I'm not experienced with Python, but I wanted to use this Python function that performs direct linear transformation that I got from this blog post:
https://temugeb.github.io/opencv/python/2021/02/02/stereo-camera-calibration-and-triangulation.html
I've attempted to convert this function into C++. Below is the original Python function as well as my C++ version. Is my C++ version correct? P1 and P2 are 3x4 matrices, and point1 and point2 are two-dimensional vectors.
The issue is that I'm not getting the results I expect, and I don't know if it's because I'm not properly reproducing this DLT function, or if it's something else.
def DLT(P1, P2, point1, point2):
A = [point1[1]*P1[2,:] - P1[1,:],
P1[0,:] - point1[0]*P1[2,:],
point2[1]*P2[2,:] - P2[1,:],
P2[0,:] - point2[0]*P2[2,:]
]
A = np.array(A).reshape((4,4))
#print('A: ')
#print(A)
B = A.transpose() @ A
from scipy import linalg
U, s, Vh = linalg.svd(B, full_matrices = False)
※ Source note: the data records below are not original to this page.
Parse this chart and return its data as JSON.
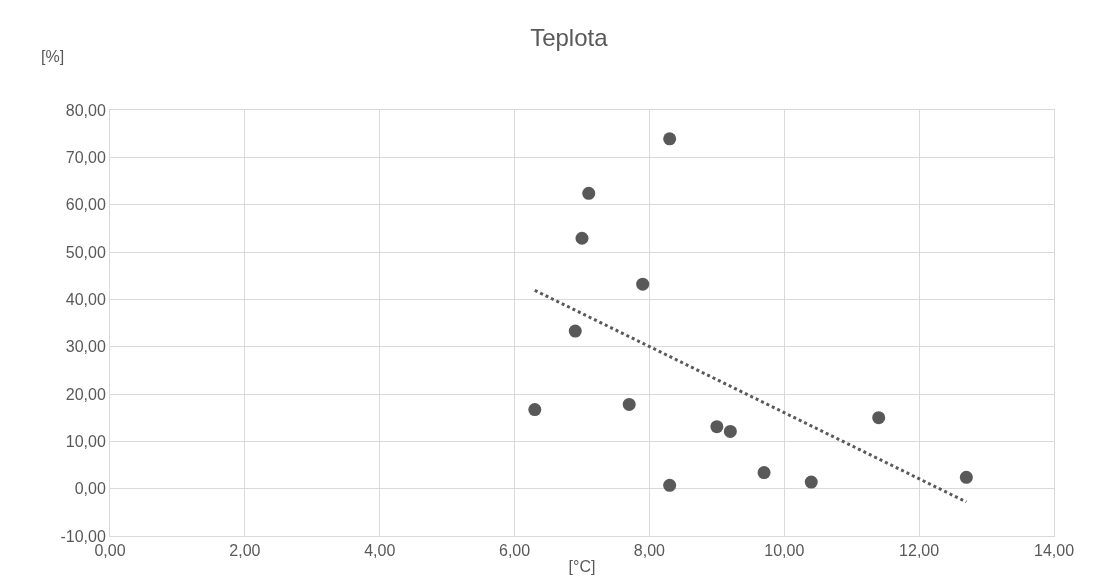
{
  "chart_data": {
    "type": "scatter",
    "title": "Teplota",
    "xlabel": "[°C]",
    "ylabel": "[%]",
    "series": [
      {
        "color": "#595959",
        "marker": "circle",
        "x": [
          6.3,
          6.9,
          7.0,
          7.1,
          7.7,
          7.9,
          8.3,
          8.3,
          9.0,
          9.2,
          9.7,
          10.4,
          11.4,
          12.7
        ],
        "values": [
          16.7,
          33.3,
          52.9,
          62.4,
          17.8,
          43.2,
          73.9,
          0.7,
          13.1,
          12.1,
          3.4,
          1.4,
          15.0,
          2.4
        ]
      },
      {
        "type": "line",
        "color": "#595959",
        "line_style": "dotted",
        "marker": "none",
        "x": [
          6.3,
          12.7
        ],
        "values": [
          41.9,
          -2.8
        ]
      }
    ],
    "xlim": [
      0,
      14
    ],
    "ylim": [
      -10,
      80
    ],
    "xticks": [
      {
        "value": 0,
        "label": "0,00"
      },
      {
        "value": 2,
        "label": "2,00"
      },
      {
        "value": 4,
        "label": "4,00"
      },
      {
        "value": 6,
        "label": "6,00"
      },
      {
        "value": 8,
        "label": "8,00"
      },
      {
        "value": 10,
        "label": "10,00"
      },
      {
        "value": 12,
        "label": "12,00"
      },
      {
        "value": 14,
        "label": "14,00"
      }
    ],
    "yticks": [
      {
        "value": -10,
        "label": "-10,00"
      },
      {
        "value": 0,
        "label": "0,00"
      },
      {
        "value": 10,
        "label": "10,00"
      },
      {
        "value": 20,
        "label": "20,00"
      },
      {
        "value": 30,
        "label": "30,00"
      },
      {
        "value": 40,
        "label": "40,00"
      },
      {
        "value": 50,
        "label": "50,00"
      },
      {
        "value": 60,
        "label": "60,00"
      },
      {
        "value": 70,
        "label": "70,00"
      },
      {
        "value": 80,
        "label": "80,00"
      }
    ],
    "grid": true
  }
}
print('Triangulated point: ')
print(Vh[3,0:3]/Vh[3,3])
return Vh[3,0:3]/Vh[3,3]
And here is my C++ version that I'm hoping is correct:
// Perform direct linear transformation
cv::Point3f DLT(cv::Mat P1, cv::Mat P2, cv::Point2f point1, cv::Point2f point2)
{
// The 3D point to return
cv::Point3f Retv(0.0f, 0.0f, 0.0f);
// Build the DLT A 4x4 matrix
cv::Mat A(4, 4, CV_64F);
// First row
A.at<double>(0, 0) = ((point1.y * P1.at<double>(2, 0)) - P1.at<double>(1, 0));
A.at<double>(0, 1) = ((point1.y * P1.at<double>(2, 1)) - P1.at<double>(1, 1));
A.at<double>(0, 2) = ((point1.y * P1.at<double>(2, 2)) - P1.at<double>(1, 2));
A.at<double>(0, 3) = ((point1.y * P1.at<double>(2, 3)) - P1.at<double>(1, 3));
// Second row
A.at<double>(1, 0) = (P1.at<double>(0, 0) - (point1.x * P1.at<double>(2, 0)));
A.at<double>(1, 1) = (P1.at<double>(0, 1) - (point1.x * P1.at<double>(2, 1)));
A.at<double>(1, 2) = (P1.at<double>(0, 2) - (point1.x * P1.at<double>(2, 2)));
A.at<double>(1, 3) = (P1.at<double>(0, 3) - (point1.x * P1.at<double>(2, 3)));
// Third row
A.at<double>(2, 0) = ((point2.y * P2.at<double>(2, 0)) - P2.at<double>(1, 0));
A.at<double>(2, 1) = ((point2.y * P2.at<double>(2, 1)) - P2.at<double>(1, 1));
A.at<double>(2, 2) = ((point2.y * P2.at<double>(2, 2)) - P2.at<double>(1, 2));
A.at<double>(2, 3) = ((point2.y * P2.at<double>(2, 3)) - P2.at<double>(1, 3));
// Fourth row
A.at<double>(3, 0) = (P2.at<double>(0, 0) - (point2.x * P2.at<double>(2, 0)));
A.at<double>(3, 1) = (P2.at<double>(0, 1) - (point2.x * P2.at<double>(2, 1)));
A.at<double>(3, 2) = (P2.at<double>(0, 2) - (point2.x * P2.at<double>(2, 2)));
A.at<double>(3, 3) = (P2.at<double>(0, 3) - (point2.x * P2.at<double>(2, 3)));
// Calculate A transpose
cv::Mat ATranspose;
cv::transpose(A, ATranspose);
// Compute the final matrix on which to perform singular value decomposition
cv::Mat B = ATranspose * A;
// Compute singular value decomposition
cv::Mat w, u, vt;
cv::SVD::compute(B, w, u, vt);
// If the result is of the expected size
if ((4 == vt.rows) && (4 == vt.cols))
{
// Get the fourth in homogeneous coordinates
const double dDivisor = vt.at<double>(3, 3);
// If we have a non-zero fourth in the homogeneous coordinates
if (dDivisor != 0.0)
{
// Fill in the point to return
Retv.x = static_cast<float>(vt.at<double>(3, 0) / dDivisor);
Retv.y = static_cast<float>(vt.at<double>(3, 1) / dDivisor);
Retv.z = static_cast<float>(vt.at<double>(3, 2) / dDivisor);
}
}
// Return the point we just calculated
return Retv;
}
By translating the entire example in the OP link into C++ and comparing the answer from my DLT with the answer from cv::triangulatePoints(), I've verified that my original translation is correct.